Headstone, Ballyarra, Co. Cork
Co. Cork |
Religious Objects
At the entrance to St Nicholas' Catholic Church in Bridebridge, County Cork, the first thing a visitor encounters is not a door handle or a holy water font in the conventional sense, but a memento mori carved in stone.
The upper section of an old headstone has been lifted from its original context and set directly above the font, so that anyone entering the church passes beneath a skull and crossbones positioned over a coffin, flanked by a bell and an hourglass. It is an unusually frank greeting for a place of worship, even by the standards of Irish funerary art.
The carving belongs to a tradition of mortality symbolism that was widespread on Irish and British gravestones from the seventeenth century onwards.

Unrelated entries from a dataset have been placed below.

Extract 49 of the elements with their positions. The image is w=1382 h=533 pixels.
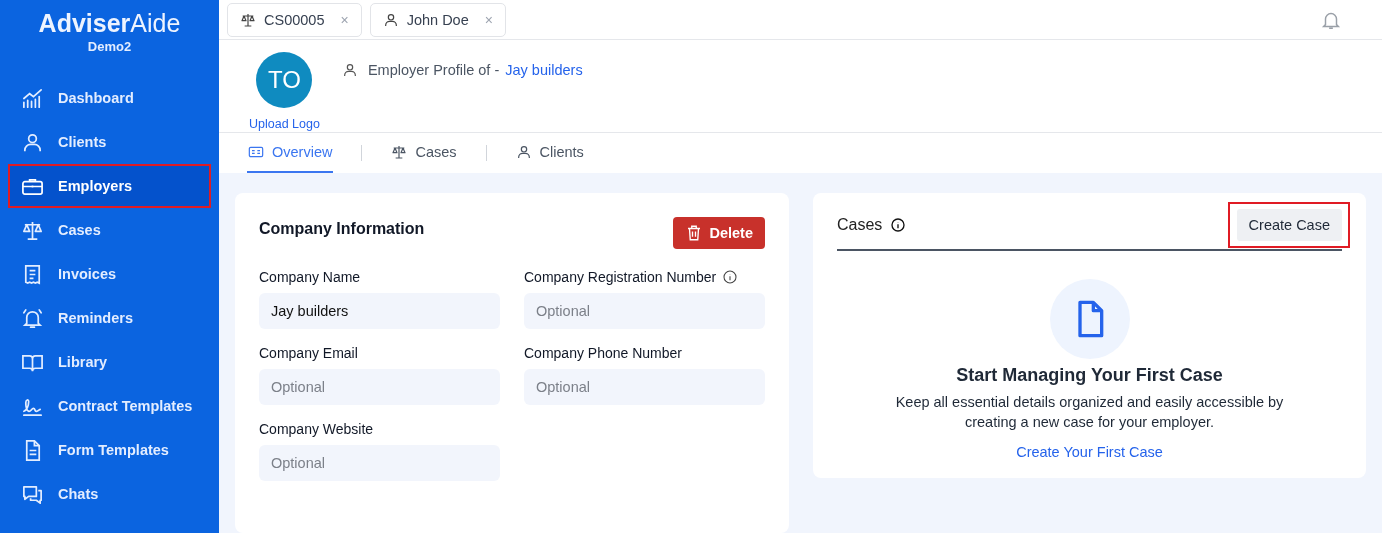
sidebar-item[interactable]: Contract Templates	[8, 384, 211, 428]
input-field[interactable]: Optional	[524, 293, 765, 329]
card-title: Cases	[837, 216, 883, 234]
sidebar-item[interactable]: Clients	[8, 120, 211, 164]
create-first-case-link[interactable]: Create Your First Case	[1016, 444, 1163, 460]
upload-logo-link[interactable]: Upload Logo	[249, 117, 320, 132]
avatar: TO	[256, 52, 313, 109]
scale-icon	[391, 143, 408, 160]
profile-tab[interactable]: Cases	[390, 132, 458, 173]
empty-state-text: Keep all essential details organized and easily accessible by creating a new case for your employer.	[894, 393, 1285, 432]
empty-state-title: Start Managing Your First Case	[956, 365, 1223, 386]
profile-title: Employer Profile of -	[367, 62, 500, 79]
sidebar-item[interactable]: Reminders	[8, 296, 211, 340]
sidebar-item[interactable]: Dashboard	[8, 76, 211, 120]
sidebar-item[interactable]: Chats	[8, 472, 211, 516]
scale-icon	[240, 11, 256, 28]
employer-name-link[interactable]: Jay builders	[505, 62, 583, 79]
sidebar-item[interactable]: Form Templates	[8, 428, 211, 472]
person-icon	[341, 62, 358, 79]
input-field[interactable]: Optional	[524, 369, 765, 405]
organization-name: Demo2	[87, 39, 132, 54]
sidebar-item[interactable]: Employers	[8, 164, 211, 208]
field-label: Company Name	[259, 269, 361, 285]
input-field[interactable]: Jay builders	[259, 293, 500, 329]
field-label: Company Phone Number	[524, 345, 682, 361]
input-field[interactable]: Optional	[259, 445, 500, 481]
open-tab[interactable]: CS00005 ×	[227, 2, 362, 37]
delete-button[interactable]: Delete	[673, 217, 765, 249]
create-case-button[interactable]: Create Case	[1236, 209, 1342, 241]
input-field[interactable]: Optional	[259, 369, 500, 405]
profile-tab[interactable]: Clients	[514, 132, 585, 173]
info-icon[interactable]	[722, 269, 739, 285]
sidebar-item[interactable]: Invoices	[8, 252, 211, 296]
person-icon	[515, 143, 532, 160]
info-icon[interactable]	[890, 217, 907, 233]
sidebar-item[interactable]: Cases	[8, 208, 211, 252]
sidebar-item[interactable]: Library	[8, 340, 211, 384]
chart-icon	[21, 86, 44, 110]
close-icon[interactable]: ×	[340, 11, 349, 28]
brand-logo: AdviserAide	[38, 9, 181, 38]
card-title: Company Information	[259, 220, 425, 238]
close-icon[interactable]: ×	[484, 11, 493, 28]
field-label: Company Website	[259, 421, 374, 437]
profile-tab[interactable]: Overview	[247, 132, 334, 173]
field-label: Company Email	[259, 345, 358, 361]
bell-icon	[21, 306, 44, 330]
open-tab[interactable]: John Doe ×	[369, 2, 506, 37]
person-icon	[382, 11, 399, 28]
field-label: Company Registration Number	[524, 269, 717, 285]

The skull and crossbones signified death itself, the hourglass the swift passage of time, and the bell the tolling that marked a soul's departure. What makes this piece particularly striking is the Latin inscription running across the central of three arches: CVM SIT VITA BREVIS DISCITO BENE MORI, which translates roughly as "since life is short, learn to die well." The side arches carry angels, figures associated with the soul's passage rather than its extinction, providing a counterpoint to the grimmer symbols. At some point the top section of this headstone was separated from whatever grave it once marked and given a second life as an architectural insert above the font, a rather literal reminder of mortality placed at the very threshold of a sacred space.